From the U.S. Chamber’s Institute for Legal Reform: “Authored by John Beisner of Skadden Arps, this paper introduces for discussion potential class action reforms to build on the highly-successful Class Action Fairness Act of 2005. Among the reforms suggested are measures to address cy pres class action settlements and to preserve the efficiency of federal MDL proceedings. The paper also considers other changes designed to address certain judicial misinterpretations of CAFA’s jurisdictional provisions, and identifies several additional areas of concern that may warrant reform as they develop.” [report; coverage, Washington Examiner, Daniel Fisher, Andrew Trask]

Class action roundup

  • Judge Alsup “shopping for new plaintiffs lawyers” for class action against Wells Fargo “because he isn’t happy with the team that brought suit”
    [Recorder]
  • “Sixth Circuit Rejects Class Settlement in Pampers Case” [Adler] More: William Peacock, FindLaw (“something stinks”)
  • Supreme Court to decide whether quasi-class-actions spearheaded by state attorneys general (“parens patriae”) can dodge CAFA’s mandate of removal to federal court [Deborah Renner, WLF]
  • Channeling Google settlement funds to the Google-favored Lawrence Lessig center at Stanford is already a dubious use of cy pres, but thanking the lawyers makes it worse [Ted Frank]
  • “Class actions ending in ‘ridiculous results’ continue to plague California, critics say” [Legal NewsLine]
  • Big Ninth Circuit win for Ted Frank big win in inkjet coupon class action [Recorder, PoL, more]
  • “Sixth Circuit Can’t Take A Hint From SCOTUS, Reinstates Whirlpool Smelly-Washer Case” [Daniel Fisher; earlier on Sears v. Butler, Business Roundtable; PoL, Fisher and our coverage]

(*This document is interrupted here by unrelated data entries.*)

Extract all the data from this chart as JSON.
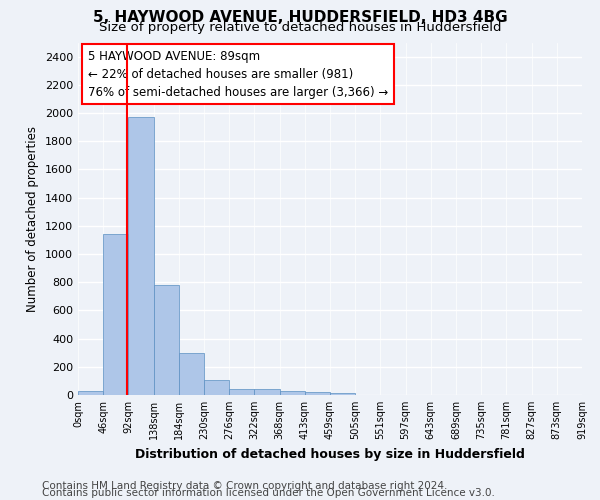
{
  "title": "5, HAYWOOD AVENUE, HUDDERSFIELD, HD3 4BG",
  "subtitle": "Size of property relative to detached houses in Huddersfield",
  "xlabel": "Distribution of detached houses by size in Huddersfield",
  "ylabel": "Number of detached properties",
  "bin_labels": [
    "0sqm",
    "46sqm",
    "92sqm",
    "138sqm",
    "184sqm",
    "230sqm",
    "276sqm",
    "322sqm",
    "368sqm",
    "413sqm",
    "459sqm",
    "505sqm",
    "551sqm",
    "597sqm",
    "643sqm",
    "689sqm",
    "735sqm",
    "781sqm",
    "827sqm",
    "873sqm",
    "919sqm"
  ],
  "bar_values": [
    30,
    1145,
    1970,
    780,
    300,
    105,
    40,
    40,
    25,
    20,
    15,
    0,
    0,
    0,
    0,
    0,
    0,
    0,
    0,
    0
  ],
  "bar_color": "#aec6e8",
  "bar_edge_color": "#5a8fc2",
  "property_size": 89,
  "annotation_line1": "5 HAYWOOD AVENUE: 89sqm",
  "annotation_line2": "← 22% of detached houses are smaller (981)",
  "annotation_line3": "76% of semi-detached houses are larger (3,366) →",
  "ylim": [
    0,
    2500
  ],
  "yticks": [
    0,
    200,
    400,
    600,
    800,
    1000,
    1200,
    1400,
    1600,
    1800,
    2000,
    2200,
    2400
  ],
  "footer_line1": "Contains HM Land Registry data © Crown copyright and database right 2024.",
  "footer_line2": "Contains public sector information licensed under the Open Government Licence v3.0.",
  "background_color": "#eef2f8",
  "grid_color": "#ffffff",
  "title_fontsize": 11,
  "subtitle_fontsize": 9.5,
  "annotation_fontsize": 8.5,
  "footer_fontsize": 7.5,
  "ylabel_fontsize": 8.5,
  "xlabel_fontsize": 9
}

Supreme Court applies stage hook to artful class action dodgers

The decision in Standard Fire Insurance Co. v. Knowles was 9-0, Justice Breyer writing for the Court, and signals’ Justices’ impatience with lawyerly gamesmanship intended to evade CAFA (the Class Action Fairness Act of 2005). I’ve got a short commentary at Cato, which filed an amicus brief on the side that prevailed [decision in PDF, background at SCOTUSBlog, earlier here etc., my new Cato post; more on stage hooks](& SCOTUSBlog, Ted Frank/PoL (“Miller County [Arkansas] trial lawyers had collected hundreds of millions of dollars of legal fees from forum-shopped class-action settlements; the class members whom they purportedly represented likely didn’t even get 10% as much.”))

More: Andrew Trask (“The Supreme Court is envisioning the class action as a procedural aggregation device, rather than a corporate deterrent or a trust-like entity. This is good news for defendants.”); Alison Frankel, Reuters. And I’m quoted on the case in Alex Daniels’ account in the March 20 Arkansas Democrat-Gazette (sub-only).